In the case of both federal and private funding, there are specific guidelines that determine uses that are appropriate and those that are not. Accepting a funder’s capital is like entering into a contract. Once the money is accepted it is the responsibility of the awardee to learn policies and protocols as they relate to appropriate, allowable spending. Ignorance of the policy is no excuse for breaking it. When an awardee uses funds for an unallowable purchase it is an example of misappropriation of funds and in the case of federal funding like SBIR, it can be a federal offense.

Grant fraud typically occurs when award recipients attempt to deceive the government about their spending of award money. Such behavior amounts to “lying, cheating and stealing,” according to the Department of Justice.

https://www.grants.gov/web/grants/learn-grants/grant-fraud.html

Fraudulent behavior takes many forms including:

  • Bribery
  • False Claims
  • Embezzlement
  • Theft
  • Plagiarism
  • Misappropriation of funds

Misappropriation of Grant Professional Service Fees

Misappropriation occurs when awardees falsify the scope of work that has been completed or the results/data, publish results that were already found during a previous round of funding from another source, or use the award money for activities outside of the proposal or worse, for personal expenditures unrelated to the project.

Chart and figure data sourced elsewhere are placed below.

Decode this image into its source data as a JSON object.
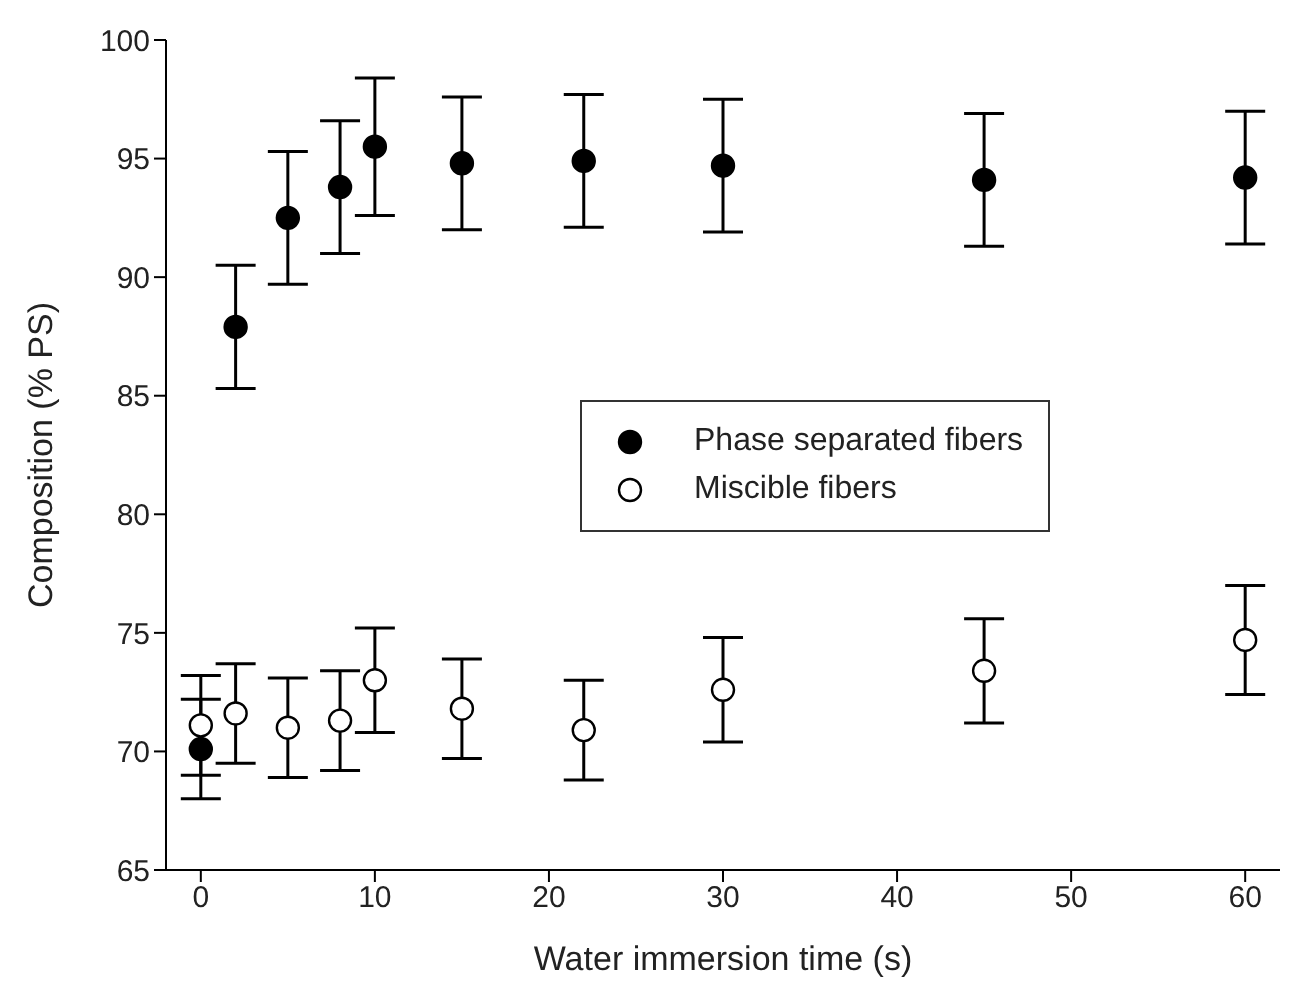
{
  "chart_data": {
    "type": "scatter",
    "xlabel": "Water immersion time (s)",
    "ylabel": "Composition (% PS)",
    "x": [
      0,
      2,
      5,
      8,
      10,
      15,
      22,
      30,
      45,
      60
    ],
    "series": [
      {
        "name": "Phase separated fibers",
        "color": "#000000",
        "values": [
          70.1,
          87.9,
          92.5,
          93.8,
          95.5,
          94.8,
          94.9,
          94.7,
          94.1,
          94.2
        ],
        "errors": [
          2.1,
          2.6,
          2.8,
          2.8,
          2.9,
          2.8,
          2.8,
          2.8,
          2.8,
          2.8
        ]
      },
      {
        "name": "Miscible fibers",
        "color": "#000000",
        "values": [
          71.1,
          71.6,
          71.0,
          71.3,
          73.0,
          71.8,
          70.9,
          72.6,
          73.4,
          74.7
        ],
        "errors": [
          2.1,
          2.1,
          2.1,
          2.1,
          2.2,
          2.1,
          2.1,
          2.2,
          2.2,
          2.3
        ]
      }
    ],
    "xlim": [
      -2,
      62
    ],
    "xticks": [
      0,
      10,
      20,
      30,
      40,
      50,
      60
    ],
    "ylim": [
      65,
      100
    ],
    "yticks": [
      65,
      70,
      75,
      80,
      85,
      90,
      95,
      100
    ],
    "marker": "circle",
    "legend": "right",
    "grid": false
  }
}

What many do not know is that misappropriation can also be committed during the application process. Asking your grant professional to be paid contingent on award of the grant and out of those grant dollars is a form of misappropriation of grant dollars.

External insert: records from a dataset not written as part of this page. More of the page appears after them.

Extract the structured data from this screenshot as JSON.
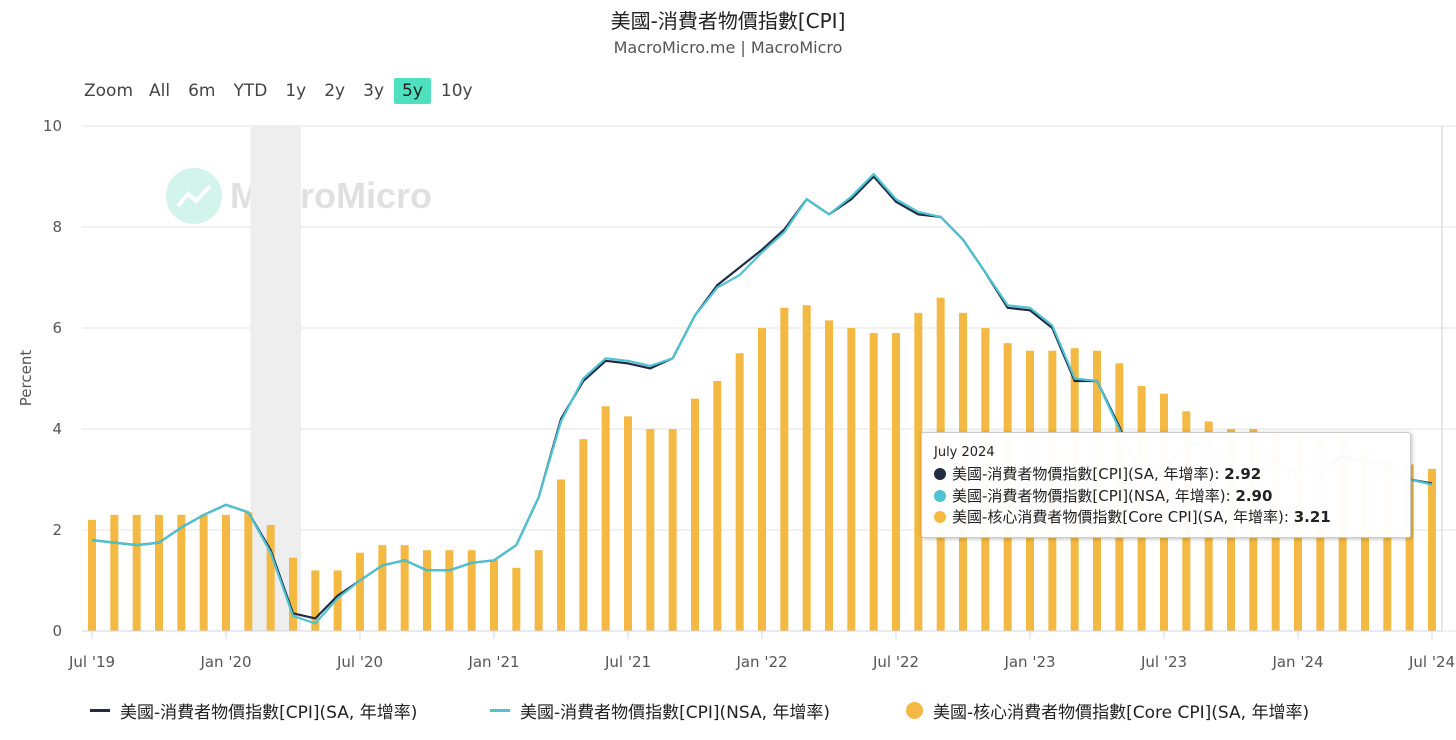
{
  "title": "美國-消費者物價指數[CPI]",
  "subtitle": "MacroMicro.me | MacroMicro",
  "watermark": "MacroMicro",
  "zoom": {
    "label": "Zoom",
    "options": [
      "All",
      "6m",
      "YTD",
      "1y",
      "2y",
      "3y",
      "5y",
      "10y"
    ],
    "selected": "5y"
  },
  "colors": {
    "sa": "#222b44",
    "nsa": "#4dc3d3",
    "core": "#f4b942",
    "recession": "#eeeeee",
    "zoom_active": "#4fe0bf"
  },
  "tooltip": {
    "header": "July 2024",
    "rows": [
      {
        "label": "美國-消費者物價指數[CPI](SA, 年增率)",
        "value": "2.92",
        "color": "#222b44"
      },
      {
        "label": "美國-消費者物價指數[CPI](NSA, 年增率)",
        "value": "2.90",
        "color": "#4dc3d3"
      },
      {
        "label": "美國-核心消費者物價指數[Core CPI](SA, 年增率)",
        "value": "3.21",
        "color": "#f4b942"
      }
    ]
  },
  "legend": [
    {
      "label": "美國-消費者物價指數[CPI](SA, 年增率)",
      "color": "#222b44",
      "type": "line"
    },
    {
      "label": "美國-消費者物價指數[CPI](NSA, 年增率)",
      "color": "#4dc3d3",
      "type": "line"
    },
    {
      "label": "美國-核心消費者物價指數[Core CPI](SA, 年增率)",
      "color": "#f4b942",
      "type": "dot"
    }
  ],
  "chart_data": {
    "type": "bar",
    "ylabel": "Percent",
    "ylim": [
      0,
      10
    ],
    "yticks": [
      0,
      2,
      4,
      6,
      8,
      10
    ],
    "xtick_labels": [
      "Jul '19",
      "Jan '20",
      "Jul '20",
      "Jan '21",
      "Jul '21",
      "Jan '22",
      "Jul '22",
      "Jan '23",
      "Jul '23",
      "Jan '24",
      "Jul '24"
    ],
    "grid": true,
    "legend_position": "bottom",
    "recession_band": [
      "2020-02",
      "2020-04"
    ],
    "x": [
      "2019-07",
      "2019-08",
      "2019-09",
      "2019-10",
      "2019-11",
      "2019-12",
      "2020-01",
      "2020-02",
      "2020-03",
      "2020-04",
      "2020-05",
      "2020-06",
      "2020-07",
      "2020-08",
      "2020-09",
      "2020-10",
      "2020-11",
      "2020-12",
      "2021-01",
      "2021-02",
      "2021-03",
      "2021-04",
      "2021-05",
      "2021-06",
      "2021-07",
      "2021-08",
      "2021-09",
      "2021-10",
      "2021-11",
      "2021-12",
      "2022-01",
      "2022-02",
      "2022-03",
      "2022-04",
      "2022-05",
      "2022-06",
      "2022-07",
      "2022-08",
      "2022-09",
      "2022-10",
      "2022-11",
      "2022-12",
      "2023-01",
      "2023-02",
      "2023-03",
      "2023-04",
      "2023-05",
      "2023-06",
      "2023-07",
      "2023-08",
      "2023-09",
      "2023-10",
      "2023-11",
      "2023-12",
      "2024-01",
      "2024-02",
      "2024-03",
      "2024-04",
      "2024-05",
      "2024-06",
      "2024-07"
    ],
    "series": [
      {
        "name": "美國-消費者物價指數[CPI](SA, 年增率)",
        "type": "line",
        "values": [
          1.8,
          1.75,
          1.7,
          1.75,
          2.05,
          2.3,
          2.5,
          2.35,
          1.6,
          0.35,
          0.25,
          0.7,
          1.0,
          1.3,
          1.4,
          1.2,
          1.2,
          1.35,
          1.4,
          1.7,
          2.65,
          4.2,
          4.95,
          5.35,
          5.3,
          5.2,
          5.4,
          6.25,
          6.85,
          7.2,
          7.55,
          7.95,
          8.55,
          8.25,
          8.55,
          9.0,
          8.5,
          8.25,
          8.2,
          7.75,
          7.1,
          6.4,
          6.35,
          6.0,
          4.95,
          4.95,
          4.05,
          3.0,
          3.2,
          3.7,
          3.7,
          3.2,
          3.1,
          3.35,
          3.1,
          3.2,
          3.45,
          3.35,
          3.3,
          3.0,
          2.92
        ]
      },
      {
        "name": "美國-消費者物價指數[CPI](NSA, 年增率)",
        "type": "line",
        "values": [
          1.8,
          1.75,
          1.7,
          1.75,
          2.05,
          2.3,
          2.5,
          2.35,
          1.55,
          0.3,
          0.15,
          0.65,
          1.0,
          1.3,
          1.4,
          1.2,
          1.2,
          1.35,
          1.4,
          1.7,
          2.65,
          4.15,
          5.0,
          5.4,
          5.35,
          5.25,
          5.4,
          6.25,
          6.8,
          7.05,
          7.5,
          7.9,
          8.55,
          8.25,
          8.6,
          9.05,
          8.55,
          8.3,
          8.2,
          7.75,
          7.1,
          6.45,
          6.4,
          6.05,
          5.0,
          4.95,
          4.0,
          3.0,
          3.2,
          3.7,
          3.7,
          3.2,
          3.1,
          3.35,
          3.1,
          3.2,
          3.5,
          3.35,
          3.3,
          3.0,
          2.9
        ]
      },
      {
        "name": "美國-核心消費者物價指數[Core CPI](SA, 年增率)",
        "type": "bar",
        "values": [
          2.2,
          2.3,
          2.3,
          2.3,
          2.3,
          2.3,
          2.3,
          2.35,
          2.1,
          1.45,
          1.2,
          1.2,
          1.55,
          1.7,
          1.7,
          1.6,
          1.6,
          1.6,
          1.4,
          1.25,
          1.6,
          3.0,
          3.8,
          4.45,
          4.25,
          4.0,
          4.0,
          4.6,
          4.95,
          5.5,
          6.0,
          6.4,
          6.45,
          6.15,
          6.0,
          5.9,
          5.9,
          6.3,
          6.6,
          6.3,
          6.0,
          5.7,
          5.55,
          5.55,
          5.6,
          5.55,
          5.3,
          4.85,
          4.7,
          4.35,
          4.15,
          4.0,
          4.0,
          3.9,
          3.85,
          3.8,
          3.8,
          3.6,
          3.4,
          3.3,
          3.21
        ]
      }
    ]
  }
}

§200.458   Pre-award costs. Pre-award costs are those incurred prior to the effective date of the Federal award directly pursuant to the negotiation and in anticipation of the Federal award where such costs are necessary for efficient and timely performance of the scope of work. Such costs are allowable only to the extent that they would have been allowable if incurred after the date of the Federal award and only with the written approval of the Federal awarding agency.

Office of Management and Budget Uniform Guidance (2014)

Grant professionals who agree to this form of payment are putting their clients at serious risk. Grant professionals should know better, but many clients are unaware that this practice is both illegal and unethical.

While most awardees would never intentionally commit a felony, it is possible for an awardee to accidentally misappropriate funds if they are not aware of the restrictions. This is why it is so important to read the fine print and know what obligations and responsibilities accepting the money entails. This is also why it is absolutely essential to hire a qualified and ethical consultant who is aware of the restrictions and would never put their clients at risk. If ever in doubt, contact your granting agency with any questions you may have. It never hurts to double-check policies before taking action.

We work hard to NOT put our clients at risk and you should think twice about any “professional” that would. Contingency payments can be tempting because clients see it as a way to pay later for services rendered now.

Blunt Truth: If you can not afford a professional consultant’s costs upfront, you are probably not ready for grant funding. It is better to wait on that funding opportunity until you can afford to hire a professional OR find a way to pay for that consultant’s fee upfront.